但是好在他的血脈之力讓他不需要太多的天地靈氣,就能讓傷口恢覆, 但是受損的真元,卻恢覆的很慢了。

他一定要快點好起來才行。

他怎麽能一直讓一個看上去比他小那麽多的小姑娘偷偷照顧。

想到常婉每天省下的饅頭和粥,他就覺得心口發疼,一種說不上來的憤恨和無能為力占有著他的靈魂。

他想要變強, 變厲害, 他想要保護她,想要……

想要用自己的名字,名正言順的出現在她眼前。

雖然他現在,一點資格都沒有。

而且他還被那麽多人追殺, 他一時疏忽, 血脈暴露,戚家和魔教的通緝令, 想必已經貼的到處都是了。

他正想著,門外忽然傳來了一點動靜。

他心中微微喜悅,那些煩憂一下消弭無形, 他恍然發覺, 原來在他不安的時候, 是那麽期望,見到她。

然而, 下一刻,他警醒起來。

不是她的腳步。

女孩的腳步很輕很軟, 像是涼州微冷卻又溫柔的雪花,而這個腳步……或者說,這幾個人的腳步, 很亂,甚至有些慌張。

有陌生人過來了。

她沒有來。

少年一下睜開了眼,黑色的眸光閃出銳利冰冷的光,殺意陡然蔓延開來,像一只走投無路的野獸,帶著點瘋狂。

……她拋棄他了嗎?

所以,現在,她找人過來,是要把他交過去了嗎?

也對,外面那麽多通緝令,那麽多人都在找他,他怎麽能以為……僅僅一個假名,就能騙過別人呢?

果然……他這種骯臟的人……哪怕假借著別人的名義,也沒辦法得到幸福的。

得到的……只有謊言。

少年自嘲的笑了笑。

他這種活在謊言裏的人,居然還貪求別人的真心實意。

想想,真是可笑至極。

少年起身,看著身上柔軟的小被子,目光微微一掠,掃過了女孩帶來的藥和小碗小勺子,不自覺地,他指尖微微顫抖,身體緊緊的繃起來,仿佛一張馬上要被折斷的弓。

他不願意相信這是謊言。

可是那麽久了,除了謊言和幻境,沒有人對他好。

外面的腳步聲漸近,每一步都像鈍刀,割在他的心上,讓他千瘡百孔的心,再次遍體鱗傷。

別再來了。

別再靠近了。

哪怕……最後一秒……

少年身上的血滾燙,屬於不死鳥的狂躁血脈開始慢慢覺醒,漆黑的眼瞳染上猩紅,空氣在真元的作用下慢慢凝聚起可怕的風刃……

只要有人推門進來。

只要不是心動期以上的強者,他便有把握把一刀帶走!

少年眼裏都是滾燙的戾氣。

“你們在做什麽!”

小姑娘的聲音稚氣未脫,帶著小獸一般的兇氣,“誰讓你們來這裏的!”

少年的瞳孔驟然放大,眼中戾氣盡消,繃緊的身體猛然放松,空氣中凝聚的風刃也在眨眼間煙消雲散。

他滿腦子都是,她來了……

她沒有放棄他。

他絲毫沒再有——也許這是一場戲,也許這是女孩故意在騙取他的信任之類更深沈更覆雜的想法,他像一個在地獄裏走投無路的追光者,受夠了黑暗,哪怕光芒只是虛假的海市蜃樓,哪怕美好背後藏著地獄烈焰,他也願意飛蛾撲火,萬死不辭。

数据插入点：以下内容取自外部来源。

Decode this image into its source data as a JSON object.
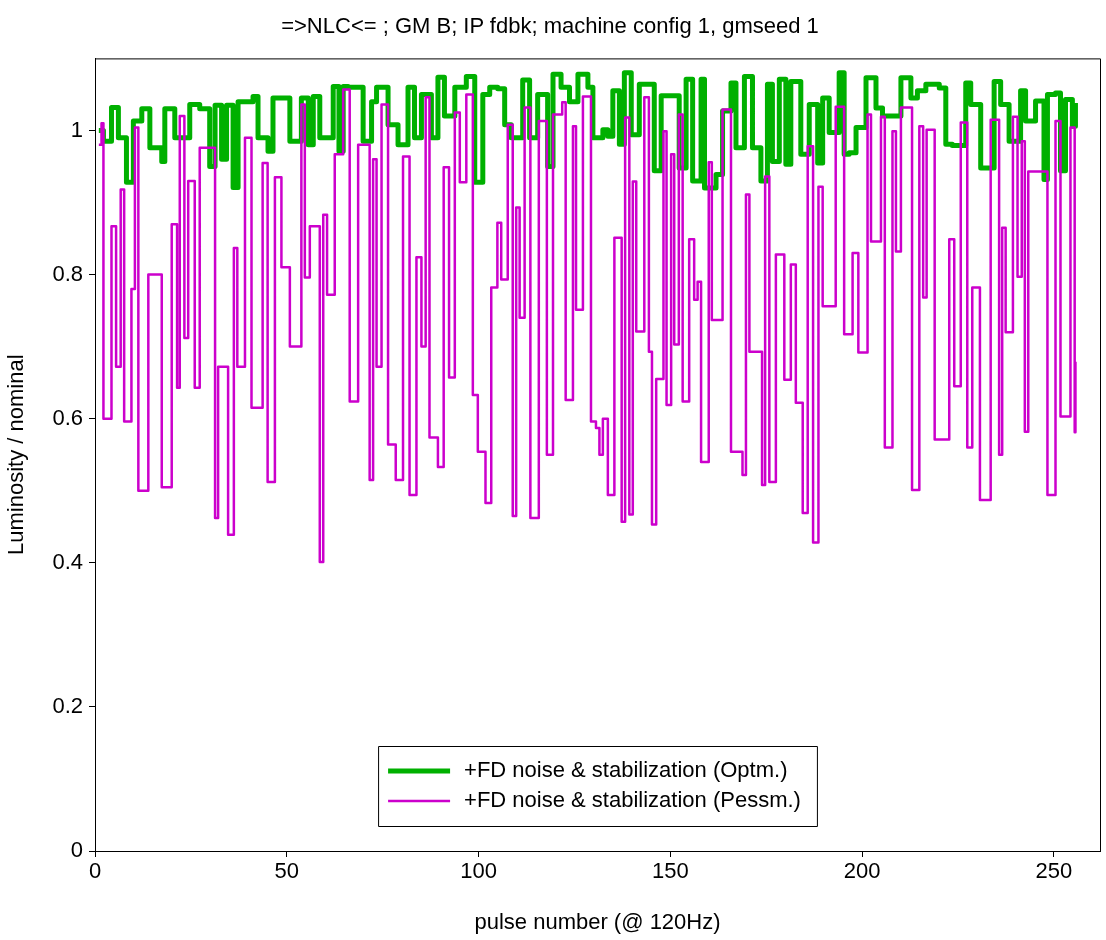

空刃幾乎耗盡了他的力氣,他又一次癱倒在床上,身上冷汗淋漓,卻再沒有了任何掙紮逃跑的力氣。

“我……我們看到你從這裏面出來了!阿姨不讓人來這裏的!”

石果的聲音有些咄咄逼人,“我要告訴阿姨!”

常婉眉頭緊緊皺起來,卻分毫不讓:“誰來這裏了!誰看到我從裏面出來了?除了你,還有誰?”

常婉兇起來的時候,渾身都是刺兒。

一邊的小胖子不敢看常婉,見石果看他,他慫了:“那個,石果跟我說,她,她看到了……”

“只有你看到了!”常婉氣勢逼人的看著石果:“其他人都沒有看到,你沒有人證!而且你現在和他一起過來,我要和老師舉報你們來這裏玩!”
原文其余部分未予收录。